Conclusie 16‑12‑2008
Inhoudsindicatie
Conclusie AG over betekening dagvaarding in h.b. HR: 81 RO.
Nr. 07/10880
Mr. Vellinga
Zitting: 28 oktober 2008
Conclusie inzake:
[Verdachte]
1. Het Gerechtshof te 's-Hertogenbosch heeft - behoudens ten aanzien van de strafoplegging en de beslissing op de vordering tenuitvoerlegging - bevestigd het vonnis van de Rechtbank te Roermond waarbij verdachte wegens "als vreemdeling in Nederland verblijven, terwijl zij weet, dat zij op grond van een wettelijk voorschrift tot ongewenst vreemdeling is verklaard" is veroordeeld, het vonnis voor wat betreft de strafoplegging en de beslissing op de vordering tenuitvoerlegging vernietigd en verdachte de straf opgelegd van zes maanden gevangenisstraf, waarvan drie maanden voorwaardelijk met een proeftijd van twee jaar. De vordering tot tenuitvoerlegging van een eerder voorwaardelijk opgelegde straf heeft het Hof afgewezen.

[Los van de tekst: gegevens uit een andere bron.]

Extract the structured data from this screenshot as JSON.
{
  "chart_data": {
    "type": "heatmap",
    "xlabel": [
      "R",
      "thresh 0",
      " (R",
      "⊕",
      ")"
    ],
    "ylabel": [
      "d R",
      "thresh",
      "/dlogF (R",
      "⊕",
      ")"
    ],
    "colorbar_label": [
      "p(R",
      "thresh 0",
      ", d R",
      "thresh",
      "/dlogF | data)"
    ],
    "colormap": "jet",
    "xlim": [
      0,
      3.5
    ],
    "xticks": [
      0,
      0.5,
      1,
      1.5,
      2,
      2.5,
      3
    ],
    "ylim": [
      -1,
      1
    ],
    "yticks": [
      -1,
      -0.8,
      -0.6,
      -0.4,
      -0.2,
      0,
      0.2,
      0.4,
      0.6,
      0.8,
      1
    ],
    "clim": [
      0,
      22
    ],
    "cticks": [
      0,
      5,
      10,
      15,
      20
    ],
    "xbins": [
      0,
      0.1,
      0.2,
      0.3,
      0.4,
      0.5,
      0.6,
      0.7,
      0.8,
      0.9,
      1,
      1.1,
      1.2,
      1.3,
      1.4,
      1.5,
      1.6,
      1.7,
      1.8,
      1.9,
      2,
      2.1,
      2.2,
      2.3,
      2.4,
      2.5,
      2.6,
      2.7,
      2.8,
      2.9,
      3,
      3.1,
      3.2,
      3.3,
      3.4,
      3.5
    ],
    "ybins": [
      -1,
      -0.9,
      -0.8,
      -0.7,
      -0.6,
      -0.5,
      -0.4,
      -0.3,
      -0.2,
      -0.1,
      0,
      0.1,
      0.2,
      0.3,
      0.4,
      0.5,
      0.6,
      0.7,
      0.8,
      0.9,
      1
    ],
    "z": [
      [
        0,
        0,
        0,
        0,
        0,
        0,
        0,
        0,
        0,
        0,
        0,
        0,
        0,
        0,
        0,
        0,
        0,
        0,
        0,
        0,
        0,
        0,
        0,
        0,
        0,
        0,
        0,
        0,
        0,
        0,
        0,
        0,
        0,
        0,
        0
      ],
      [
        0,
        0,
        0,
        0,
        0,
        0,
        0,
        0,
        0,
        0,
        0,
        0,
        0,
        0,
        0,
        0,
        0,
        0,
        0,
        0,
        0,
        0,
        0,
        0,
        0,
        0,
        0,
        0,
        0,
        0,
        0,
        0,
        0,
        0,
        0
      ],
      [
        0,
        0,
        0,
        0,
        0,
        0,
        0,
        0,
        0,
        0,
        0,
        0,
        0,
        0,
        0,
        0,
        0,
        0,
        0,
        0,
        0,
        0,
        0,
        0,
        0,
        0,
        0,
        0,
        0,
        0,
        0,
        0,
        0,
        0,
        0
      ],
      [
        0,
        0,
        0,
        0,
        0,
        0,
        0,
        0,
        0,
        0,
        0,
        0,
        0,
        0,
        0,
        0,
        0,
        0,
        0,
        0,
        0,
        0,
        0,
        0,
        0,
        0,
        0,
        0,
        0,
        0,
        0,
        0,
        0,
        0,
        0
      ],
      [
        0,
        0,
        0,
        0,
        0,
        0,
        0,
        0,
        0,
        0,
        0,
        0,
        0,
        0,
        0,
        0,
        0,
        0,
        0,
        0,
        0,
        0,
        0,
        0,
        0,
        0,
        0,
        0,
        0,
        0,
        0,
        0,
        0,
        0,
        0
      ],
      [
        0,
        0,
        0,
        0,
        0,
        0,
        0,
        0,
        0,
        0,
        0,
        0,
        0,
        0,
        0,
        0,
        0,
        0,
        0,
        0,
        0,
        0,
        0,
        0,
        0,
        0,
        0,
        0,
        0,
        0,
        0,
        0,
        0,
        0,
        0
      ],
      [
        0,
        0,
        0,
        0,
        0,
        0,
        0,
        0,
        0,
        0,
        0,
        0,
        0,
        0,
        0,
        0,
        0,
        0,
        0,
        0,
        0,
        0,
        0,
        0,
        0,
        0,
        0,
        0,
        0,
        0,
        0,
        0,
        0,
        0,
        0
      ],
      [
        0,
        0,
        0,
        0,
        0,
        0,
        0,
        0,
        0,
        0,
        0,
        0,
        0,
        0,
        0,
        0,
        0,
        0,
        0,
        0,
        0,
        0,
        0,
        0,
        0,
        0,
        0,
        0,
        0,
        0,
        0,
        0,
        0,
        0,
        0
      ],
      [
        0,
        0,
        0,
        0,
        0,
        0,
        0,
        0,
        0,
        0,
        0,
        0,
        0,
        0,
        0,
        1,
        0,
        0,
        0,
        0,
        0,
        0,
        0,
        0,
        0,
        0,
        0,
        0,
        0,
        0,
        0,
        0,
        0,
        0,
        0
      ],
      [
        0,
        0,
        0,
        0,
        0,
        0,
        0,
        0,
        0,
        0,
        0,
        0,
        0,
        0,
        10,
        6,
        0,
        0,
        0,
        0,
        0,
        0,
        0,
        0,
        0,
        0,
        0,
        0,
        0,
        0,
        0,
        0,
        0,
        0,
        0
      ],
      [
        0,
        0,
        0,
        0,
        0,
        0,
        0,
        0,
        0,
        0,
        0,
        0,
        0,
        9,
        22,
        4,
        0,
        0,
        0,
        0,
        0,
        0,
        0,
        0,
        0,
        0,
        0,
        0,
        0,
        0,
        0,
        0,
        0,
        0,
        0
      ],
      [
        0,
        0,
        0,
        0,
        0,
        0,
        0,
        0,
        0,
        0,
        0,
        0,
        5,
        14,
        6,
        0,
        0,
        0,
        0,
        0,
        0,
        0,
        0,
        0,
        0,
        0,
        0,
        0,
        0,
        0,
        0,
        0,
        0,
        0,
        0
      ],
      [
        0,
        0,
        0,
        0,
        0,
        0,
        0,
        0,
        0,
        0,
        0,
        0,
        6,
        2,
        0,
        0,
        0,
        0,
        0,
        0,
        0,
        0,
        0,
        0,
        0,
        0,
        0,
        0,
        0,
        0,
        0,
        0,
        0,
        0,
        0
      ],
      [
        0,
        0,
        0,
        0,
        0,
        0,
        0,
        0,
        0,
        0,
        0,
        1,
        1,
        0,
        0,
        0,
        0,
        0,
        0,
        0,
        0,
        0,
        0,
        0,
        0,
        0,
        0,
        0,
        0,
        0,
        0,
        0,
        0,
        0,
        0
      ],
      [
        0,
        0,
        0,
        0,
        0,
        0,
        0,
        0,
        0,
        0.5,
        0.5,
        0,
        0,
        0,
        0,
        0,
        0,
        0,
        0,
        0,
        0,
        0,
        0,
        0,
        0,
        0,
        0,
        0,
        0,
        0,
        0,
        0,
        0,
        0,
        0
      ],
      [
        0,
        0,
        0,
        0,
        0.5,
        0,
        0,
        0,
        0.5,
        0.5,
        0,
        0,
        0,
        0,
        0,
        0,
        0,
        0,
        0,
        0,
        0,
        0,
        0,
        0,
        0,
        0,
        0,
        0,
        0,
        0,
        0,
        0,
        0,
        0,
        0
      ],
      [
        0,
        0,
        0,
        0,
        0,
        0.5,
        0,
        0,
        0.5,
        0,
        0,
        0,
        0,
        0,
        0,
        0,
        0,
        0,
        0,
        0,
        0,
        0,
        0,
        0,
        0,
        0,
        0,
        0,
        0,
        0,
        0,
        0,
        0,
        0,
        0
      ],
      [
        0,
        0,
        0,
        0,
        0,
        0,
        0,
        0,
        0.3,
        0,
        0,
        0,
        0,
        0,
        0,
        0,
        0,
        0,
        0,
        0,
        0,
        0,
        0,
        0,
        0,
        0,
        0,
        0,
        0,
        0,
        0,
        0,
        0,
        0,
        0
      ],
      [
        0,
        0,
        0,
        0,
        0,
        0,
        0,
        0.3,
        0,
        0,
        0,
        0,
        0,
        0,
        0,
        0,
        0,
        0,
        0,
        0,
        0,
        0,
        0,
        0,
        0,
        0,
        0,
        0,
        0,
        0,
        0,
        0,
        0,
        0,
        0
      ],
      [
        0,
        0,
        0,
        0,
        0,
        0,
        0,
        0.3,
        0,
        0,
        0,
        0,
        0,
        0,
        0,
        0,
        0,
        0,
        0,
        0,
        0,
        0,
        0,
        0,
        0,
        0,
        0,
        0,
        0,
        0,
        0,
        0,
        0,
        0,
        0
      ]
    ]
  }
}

2. Namens de verdachte heeft mr. J.C. Oudijk, advocaat te Venlo, één middel van cassatie voorgesteld.
3. Het middel bevat de klacht dat het Hof ten onrechte, althans zonder toereikende motivering, heeft geoordeeld dat de dagvaarding in hoger beroep en de oproeping voor de terechtzitting in hoger beroep van 29 maart 2007 op rechtsgeldige wijze zijn uitgebracht en dat de behandeling van de zaak tegen de verdachte bij verstek kon worden voortgezet en afgedaan.
4. Ten laste van de verdachte is bewezenverklaard dat:
"zij op 31 januari 2006 in de gemeente Venlo, als vreemdeling heeft verbleven, terwijl zij wist dat zij op grond van artikel 67 van de Vreemdelingenwet 2000, tot ongewenst vreemdeling was verklaard."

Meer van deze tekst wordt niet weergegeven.